Two days were spend in Hobart which included receiving the kit issue for a round tripper and an extensive briefing; more elaborate that the earlier ANARE ones and with particuklar emphasis on safety at sea. This was reinforced by a compulsory trip on the Derwent in one of the Icebirds four covered life boats. It was a good opportunity to meet some of one’s fellow travellers, including a media component and representatives from the British Broadcasting Corporation. With most of the summer expeditioners and the 1992 winterers already down south, the other passengers, including (in Tim Bowden’s words) ‘a sprinkling of women’, were those with varied projects or reasons fortunate enough to gain a berth. Included were a couple of other vintage expeditioners or ‘old sweats; John Manning from Mawson 1967 and numerous summer survey seasons and Attila Vrana destined to spend 1992 with four others at Heard Island, the first ANARE party to winter there since1954. Both Attila and myself started our Antarctic experience together at Mawson in 1965 and had crossed paths regularly since then. To put that period into today’s perspective, an item returned to Australia on the previous voyage from Casey was part of Old Casey’s kitchen now destined for the museum. We predated that by years. No wonder the ‘old sweats’ on board were knows as the ‘fossils’.

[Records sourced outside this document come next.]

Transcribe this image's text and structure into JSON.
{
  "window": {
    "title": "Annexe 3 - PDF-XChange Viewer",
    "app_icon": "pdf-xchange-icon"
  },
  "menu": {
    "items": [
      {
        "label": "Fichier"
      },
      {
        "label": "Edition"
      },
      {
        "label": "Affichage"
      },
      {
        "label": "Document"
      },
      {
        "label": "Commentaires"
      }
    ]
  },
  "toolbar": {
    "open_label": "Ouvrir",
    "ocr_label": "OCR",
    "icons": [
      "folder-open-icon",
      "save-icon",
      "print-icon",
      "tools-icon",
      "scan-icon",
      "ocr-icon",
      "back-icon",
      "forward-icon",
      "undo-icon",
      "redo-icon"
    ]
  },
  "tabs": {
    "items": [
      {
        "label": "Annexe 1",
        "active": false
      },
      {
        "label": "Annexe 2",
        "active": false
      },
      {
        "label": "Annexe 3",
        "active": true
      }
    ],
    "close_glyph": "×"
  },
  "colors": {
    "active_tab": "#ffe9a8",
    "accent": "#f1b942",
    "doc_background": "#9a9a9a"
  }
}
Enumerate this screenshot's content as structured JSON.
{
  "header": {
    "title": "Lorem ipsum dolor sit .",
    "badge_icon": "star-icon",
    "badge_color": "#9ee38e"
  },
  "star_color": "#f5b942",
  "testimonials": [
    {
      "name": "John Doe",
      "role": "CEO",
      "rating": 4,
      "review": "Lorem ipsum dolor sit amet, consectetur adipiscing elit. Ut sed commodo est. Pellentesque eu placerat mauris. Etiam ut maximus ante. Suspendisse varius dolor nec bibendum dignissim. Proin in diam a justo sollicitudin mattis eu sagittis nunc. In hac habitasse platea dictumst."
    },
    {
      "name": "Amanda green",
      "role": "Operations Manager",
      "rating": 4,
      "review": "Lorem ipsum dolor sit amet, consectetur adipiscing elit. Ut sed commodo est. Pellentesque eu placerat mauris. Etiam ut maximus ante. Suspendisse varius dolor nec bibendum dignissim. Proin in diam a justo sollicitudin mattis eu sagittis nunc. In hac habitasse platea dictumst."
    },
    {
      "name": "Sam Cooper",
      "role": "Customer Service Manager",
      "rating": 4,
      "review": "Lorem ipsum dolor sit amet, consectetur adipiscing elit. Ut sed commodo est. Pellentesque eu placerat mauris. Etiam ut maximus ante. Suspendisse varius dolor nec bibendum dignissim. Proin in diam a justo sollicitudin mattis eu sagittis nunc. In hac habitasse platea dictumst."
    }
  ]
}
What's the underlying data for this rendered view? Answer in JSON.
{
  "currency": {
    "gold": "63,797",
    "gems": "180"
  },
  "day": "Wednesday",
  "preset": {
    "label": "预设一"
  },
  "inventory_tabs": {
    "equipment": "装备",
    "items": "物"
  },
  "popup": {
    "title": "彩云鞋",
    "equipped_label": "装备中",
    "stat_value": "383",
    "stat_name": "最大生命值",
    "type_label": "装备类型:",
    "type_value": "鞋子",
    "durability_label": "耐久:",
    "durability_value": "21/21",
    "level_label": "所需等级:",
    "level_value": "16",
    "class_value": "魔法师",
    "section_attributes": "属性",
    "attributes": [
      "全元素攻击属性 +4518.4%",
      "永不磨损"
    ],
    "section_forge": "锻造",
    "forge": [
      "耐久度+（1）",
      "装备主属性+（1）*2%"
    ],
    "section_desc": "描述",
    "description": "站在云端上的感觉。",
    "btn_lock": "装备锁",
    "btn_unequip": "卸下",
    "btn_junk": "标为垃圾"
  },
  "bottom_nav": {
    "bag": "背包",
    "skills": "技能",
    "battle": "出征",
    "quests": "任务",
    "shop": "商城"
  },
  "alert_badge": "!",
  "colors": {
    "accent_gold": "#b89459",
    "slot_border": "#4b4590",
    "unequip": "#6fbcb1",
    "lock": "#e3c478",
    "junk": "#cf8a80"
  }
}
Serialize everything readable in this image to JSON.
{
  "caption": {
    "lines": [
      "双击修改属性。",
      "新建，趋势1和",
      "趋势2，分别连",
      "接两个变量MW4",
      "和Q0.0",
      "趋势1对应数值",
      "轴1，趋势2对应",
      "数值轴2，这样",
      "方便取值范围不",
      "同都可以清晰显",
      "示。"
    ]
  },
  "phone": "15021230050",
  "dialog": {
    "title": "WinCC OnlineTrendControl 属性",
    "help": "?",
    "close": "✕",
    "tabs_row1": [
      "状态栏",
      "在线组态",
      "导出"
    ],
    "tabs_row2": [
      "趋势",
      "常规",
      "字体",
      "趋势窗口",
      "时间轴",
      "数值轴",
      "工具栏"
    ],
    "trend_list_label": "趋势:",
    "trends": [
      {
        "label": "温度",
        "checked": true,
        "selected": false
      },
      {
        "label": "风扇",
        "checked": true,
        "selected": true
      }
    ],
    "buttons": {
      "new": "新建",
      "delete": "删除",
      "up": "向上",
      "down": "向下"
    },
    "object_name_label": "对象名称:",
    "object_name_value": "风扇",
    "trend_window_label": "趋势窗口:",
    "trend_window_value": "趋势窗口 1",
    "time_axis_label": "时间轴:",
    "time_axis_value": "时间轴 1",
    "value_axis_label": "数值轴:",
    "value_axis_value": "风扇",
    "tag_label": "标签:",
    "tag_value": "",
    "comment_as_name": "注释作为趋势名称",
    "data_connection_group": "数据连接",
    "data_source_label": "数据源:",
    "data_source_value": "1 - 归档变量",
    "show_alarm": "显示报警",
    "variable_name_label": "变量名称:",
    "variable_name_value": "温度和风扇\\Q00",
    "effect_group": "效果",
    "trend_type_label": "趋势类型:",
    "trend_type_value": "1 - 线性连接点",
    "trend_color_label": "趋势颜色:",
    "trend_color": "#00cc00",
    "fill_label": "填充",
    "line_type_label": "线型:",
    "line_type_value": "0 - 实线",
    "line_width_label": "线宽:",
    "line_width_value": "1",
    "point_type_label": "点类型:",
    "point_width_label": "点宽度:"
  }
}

Finally the record cargo was loaded, resulting in the ship being very low in the water. So low in fact that moderate or heavier seas prevented access to most of the deck including the hold containing ship’s supplies, until smoother seas were encountered. Most of the ship’s movement was in pitching with little rolling but the heavy load proved to be a mixed blessing. The ship’s progress was initrially slow, but it speeded up to its maximum cruising speed on reaching the Antarctic Convergence. The only pack ice encounered was a small amout off Davis.
The voyage into Davis on Sunday 9 February was on one of those balmy days with magnificent weather and conditions. The glistening icebergs gave us a splended welcome to the continent, especially to those who had been up to see the sun rise. The Chinese Antarctic supply ship Ji Di was at the Davis anchorage as there are no long-term moorings available in the Larsemann Hills, site of the Chinese Zhongshan station.